Thorac Cardiovasc Surg 2020; 68(S 01): S1-S72
DOI: 10.1055/s-0040-1705312
Oral Presentations
Sunday, March 1st, 2020
Aortic disease
Georg Thieme Verlag KG Stuttgart · New York

Arterial Cannulation in Type-A Dissection in the Era of Antegrade Cerebral Perfusion: Should We Avoid the Femoral Access?

J. Dumfarth
1   Innsbruck, Austria
,
M. Kofler
2   Berlin, Germany
,
S. Gasser
1   Innsbruck, Austria
,
S. Lukas
1   Innsbruck, Austria
,
V. Zujs
1   Innsbruck, Austria
,
K. Christoph
1   Innsbruck, Austria
,
M. Grimm
1   Innsbruck, Austria
› Author Affiliations
Further Information

Publication History

Publication Date:
13 February 2020 (online)

Objectives: The definition of the optimal arterial cannulation site in the setting of aortic dissection type A (AAD) is still controversial and well-established consensus is lacking. Current literature on impact of arterial cannulation and outcome in AAD is clearly biased by the variety of cerebral perfusion strategies. Aim of this study was to evaluation impact of arterial cannulation site on functional outcome and survival in patients undergoing surgical repair for AAD under hypothermic circulatory arrest with antegrade cerebral perfusion (ACP).

Methods: Institutional database disclosed 241 patients undergoing surgical repair for AAD in hypothermic circulatory arrest with ACP between 01/2000 and 04/2019. Patients were divided into two groups according to arterial cannulation: antegrade flow (axillary [n = 125], carotid [n = 11], or direct cannulation [n = 15]) versus retrograde flow (femoral cannulation [n = 90]). Postoperative neurologic injury (PNI) was defined as permanent loss of neurologic function at physical examination and/or brain injury detected on CT or MRI scan.

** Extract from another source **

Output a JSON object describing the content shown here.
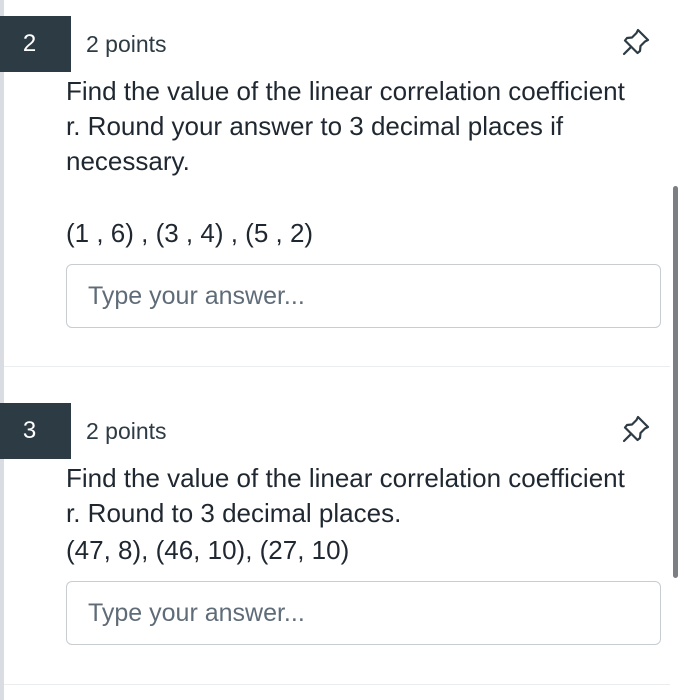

Results: Patient demographics, as well as surgical therapy, between the two groups did not differ except a higher rate of impaired perfusion of the left carotid artery in patients with antegrade flow. Patients with retrograde flow suffered from higher rates of postoperative neurologic injury (22.7 vs. 11.5% in antegrade flow group, p = 0.027). Risk factor analysis for PNI identified presence of preoperative malperfusion (OR = 3.150, 95% CI: 1.436–6.908, p = 0.004) and preoperative cardiopulmonary resuscitation (OR = 7.019, 95% CI: 1.978–24.909, p = 0.003) as independent risk factors. Application of antegrade flow emerged as preventive factor for PNI (OR = 0.428, 95% CI: 0.205–0.983, p = 0.024). Long-term survival did not differ between the two groups (log rank, p = 0.882).

Conclusion: Antegrade flow in combination with ACP reduces the risk of postoperative neurologic injury in AAD. Surgeons should be encouraged to avoid femoral artery cannulation in type-A aortic dissection. In case of hostile anatomy or hemodynamic compromise carotid cannulation should be considered as quick access for arterial cannulation.